The Unique Battleground of Mobile Fraud

Source: Pexels

The following is a guest contributed post from David Sendroff, CEO, Forensiq by Impact

Ad fraud is an issue known to almost every digital advertiser and agency, thanks in large part to industry-wide efforts to educate the buy side and combat the issue. In fact, bad actors stole more than $6.5 billion from advertisers in 2017, according to the Association of National Advertisers. Now a new study conducted by Forrester for AppsFlyer found that mobile app marketers were exposed to between $700 million to $800 million in ad fraud in Q1 2018, an increase of 30% compared to the same period a year ago. The data points to the share of fraudulent app installs increasing by 15%.

Surely, as more ad spending is poured into mobile formats, we see the nature of ad fraud is changing dramatically. However, while many marketers have come to understand the issue from a desktop perspective over the last few years, the mobile platform presents bad actors with a completely different way of defrauding advertisers, app makers, and consumers alike.

An industry-wide lack of understanding of this unique landscape has created an environment ripe for fraudsters. Bad actors gravitate towards less-understood channels and take advantage of their complexities and the industry’s knowledge gap to defraud advertisers. Accordingly, mobile is the new battleground.

Bad actors perpetrate fraud in the mobile world with far more sophistication, which makes it crucial that everyone involved in the ecosystem make themselves aware of what fraud looks like and how it works. Here is a look at two categories of fraud in which we are seeing new variations of mobile in-app fraud emerge:

Impression Fraud

Fraud happens on mobile devices for many of the same reasons it happens on desktop.

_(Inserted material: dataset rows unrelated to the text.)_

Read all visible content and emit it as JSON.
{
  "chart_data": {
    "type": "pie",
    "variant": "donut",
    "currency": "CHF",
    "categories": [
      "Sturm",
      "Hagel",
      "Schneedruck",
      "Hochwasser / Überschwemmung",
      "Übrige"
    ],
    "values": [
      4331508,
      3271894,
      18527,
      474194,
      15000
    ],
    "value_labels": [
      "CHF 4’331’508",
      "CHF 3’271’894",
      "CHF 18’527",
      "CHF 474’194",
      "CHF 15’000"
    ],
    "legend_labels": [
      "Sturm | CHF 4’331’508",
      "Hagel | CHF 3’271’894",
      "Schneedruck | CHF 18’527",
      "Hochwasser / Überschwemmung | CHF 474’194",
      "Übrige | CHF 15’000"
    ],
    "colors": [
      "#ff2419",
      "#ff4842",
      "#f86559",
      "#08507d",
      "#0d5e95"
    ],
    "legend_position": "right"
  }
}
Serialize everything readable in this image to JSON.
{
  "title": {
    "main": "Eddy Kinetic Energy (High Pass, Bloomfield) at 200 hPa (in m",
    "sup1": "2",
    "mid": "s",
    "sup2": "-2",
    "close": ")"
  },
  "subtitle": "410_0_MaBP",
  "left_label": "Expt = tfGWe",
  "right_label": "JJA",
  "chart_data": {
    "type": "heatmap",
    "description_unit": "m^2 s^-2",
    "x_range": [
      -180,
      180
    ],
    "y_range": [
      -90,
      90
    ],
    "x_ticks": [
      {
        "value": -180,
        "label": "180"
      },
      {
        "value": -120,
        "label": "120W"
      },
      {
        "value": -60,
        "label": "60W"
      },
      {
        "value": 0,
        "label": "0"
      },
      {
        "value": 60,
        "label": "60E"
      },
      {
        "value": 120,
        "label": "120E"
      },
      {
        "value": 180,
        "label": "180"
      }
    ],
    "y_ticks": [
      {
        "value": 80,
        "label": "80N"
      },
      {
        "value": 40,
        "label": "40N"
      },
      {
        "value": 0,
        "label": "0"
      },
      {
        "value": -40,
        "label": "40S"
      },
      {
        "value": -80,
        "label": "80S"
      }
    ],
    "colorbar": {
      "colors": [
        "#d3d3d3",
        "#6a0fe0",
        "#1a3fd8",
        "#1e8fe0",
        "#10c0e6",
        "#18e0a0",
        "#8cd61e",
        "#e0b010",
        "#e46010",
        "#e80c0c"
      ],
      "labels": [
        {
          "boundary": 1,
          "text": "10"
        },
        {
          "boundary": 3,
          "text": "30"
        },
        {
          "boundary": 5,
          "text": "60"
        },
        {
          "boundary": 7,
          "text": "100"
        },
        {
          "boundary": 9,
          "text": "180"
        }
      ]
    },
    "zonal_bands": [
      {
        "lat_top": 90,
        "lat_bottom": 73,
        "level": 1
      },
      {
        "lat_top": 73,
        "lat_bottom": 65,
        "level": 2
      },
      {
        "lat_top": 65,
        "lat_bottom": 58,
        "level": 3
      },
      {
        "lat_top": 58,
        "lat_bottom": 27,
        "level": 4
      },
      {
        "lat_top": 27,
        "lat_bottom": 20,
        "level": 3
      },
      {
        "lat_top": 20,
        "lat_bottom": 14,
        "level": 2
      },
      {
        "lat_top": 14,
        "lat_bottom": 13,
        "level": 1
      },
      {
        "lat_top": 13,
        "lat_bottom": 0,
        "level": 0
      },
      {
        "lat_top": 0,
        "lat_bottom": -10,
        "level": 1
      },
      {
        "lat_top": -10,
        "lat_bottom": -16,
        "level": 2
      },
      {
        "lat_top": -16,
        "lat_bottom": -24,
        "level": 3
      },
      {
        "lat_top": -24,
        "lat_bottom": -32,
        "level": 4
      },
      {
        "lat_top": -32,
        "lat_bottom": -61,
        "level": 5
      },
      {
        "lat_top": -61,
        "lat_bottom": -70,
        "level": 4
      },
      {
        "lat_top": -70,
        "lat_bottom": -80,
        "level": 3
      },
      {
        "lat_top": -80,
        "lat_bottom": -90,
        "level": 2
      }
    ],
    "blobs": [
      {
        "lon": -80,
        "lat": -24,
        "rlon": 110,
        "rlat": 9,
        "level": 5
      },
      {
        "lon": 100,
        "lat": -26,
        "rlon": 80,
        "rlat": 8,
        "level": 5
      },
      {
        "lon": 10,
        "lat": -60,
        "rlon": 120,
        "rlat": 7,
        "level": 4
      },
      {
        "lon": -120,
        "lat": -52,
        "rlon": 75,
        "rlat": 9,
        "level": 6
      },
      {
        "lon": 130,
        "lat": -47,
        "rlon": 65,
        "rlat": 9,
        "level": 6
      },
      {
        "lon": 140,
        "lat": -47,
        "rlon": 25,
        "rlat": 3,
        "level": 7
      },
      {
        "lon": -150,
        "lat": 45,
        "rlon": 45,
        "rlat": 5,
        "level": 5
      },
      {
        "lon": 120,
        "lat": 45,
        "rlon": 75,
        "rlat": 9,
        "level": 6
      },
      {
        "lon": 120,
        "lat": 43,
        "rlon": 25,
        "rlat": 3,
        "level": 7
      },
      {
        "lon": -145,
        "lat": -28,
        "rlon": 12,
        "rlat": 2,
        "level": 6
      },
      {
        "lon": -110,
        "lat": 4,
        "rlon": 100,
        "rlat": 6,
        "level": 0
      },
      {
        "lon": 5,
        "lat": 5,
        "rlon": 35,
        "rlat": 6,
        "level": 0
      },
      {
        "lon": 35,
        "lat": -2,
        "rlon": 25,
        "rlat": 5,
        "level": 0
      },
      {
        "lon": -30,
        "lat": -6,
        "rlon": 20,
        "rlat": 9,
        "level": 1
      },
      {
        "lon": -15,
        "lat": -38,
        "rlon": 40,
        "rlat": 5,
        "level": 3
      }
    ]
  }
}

Programmatic technology, or the automated process of moving an ad from purchase to delivery, certainly plays a role in making mobile environments vulnerable to fraud.

Impression fraud occurs when fraudsters inflate the number of apparent users their apps attract, the number of ads they deliver to a given user, and the price they can demand per ad. And while the fraud techniques that are pervasive on the desktop web are also pervasive on the mobile web, in-app environments pose different threat levels. Since an app (unlike a web-page) is a discrete piece of software capable of altering a user’s device (e.g., by preventing it from sleeping) and reporting personal data (e.g., the user’s geographic coordinates), in-app environments are quite distinct from either desktop or mobile web. Therefore, the new types of fraud that are popping up are unique to the in-app environment.

Bad actors can run armies of fake devices, known as device farms, to make it seem like they have far more real users than they do. They can also program apps to request ads at much higher rates than normal, hijacking legitimate devices to transform them into impression-generating machines that hide the majority of impressions from view. Finally, to increase CPMs, fraudsters will use fake metadata, such as falsified location information, to deceive programmatic buyers into thinking that their app is desirable or that their app visitors (whether they are real or fake) are high-value users.

In order to evade detection, fraudsters use a number of spoofing tactics, in particular spoofing the device and app information. This allows the fraudster to fake or misrepresent the device information sent through a bid request, or make it appear that the fraud is coming from another app.

Install attribution Fraud

The impression fraud described above bears similarities to desktop fraud. But mobile is different in that marketers are often trying to get new users to install an advertisers’ app directly onto a device, and the install market grew to $7.6 billion in 2017, according to eMarketer. Attributing this success is a huge part of the performance marketing landscape, and it creates an opportunity for fraudsters to capture some of this growing market.

In a typical customer conversion path, the consumer is exposed to a number of touchpoints before making an install. Attribution models decide how much credit to allocate to each touchpoint for driving the app install. Install attribution fraud is when unscrupulous partners or affiliates receive credit – and the associated revenue – even though they played no part in driving the app install.

They’re able to do this because many advertisers still focus on the simplest of models: last-click attribution. The fraudsters inject a fake click event into the user’s conversion path, ideally right before the install, so that they receive credit and steal revenue. Bad actors are even able to take credit for organic installs – those that happen without the user being exposed to a branded message – something the advertiser others would not have had to pay for.  

Advertisers can do a few things to protect their brands against mobile ad fraud. First, they can educate themselves, and demand clarity and transparency from their ad tech providers and fraud vendors, in particular. That means asking the right questions such as: Do they have a track record in handling mobile fraud? Do they examine the entire marketing funnel for fraud? Are there viewability measurements based on valid human traffic vs. invalid or automated traffic? And are they looking at all types of spoofing such as device ID, location, and hardware spoofing, for starters. Those are just a few of the questions advertisers should be asking.   In addition, advertisers need to monitor incoming traffic and ad data to ensure humans not bots are viewing ads. Establishing a cross-device strategy is also important because most of us use three or more different devices.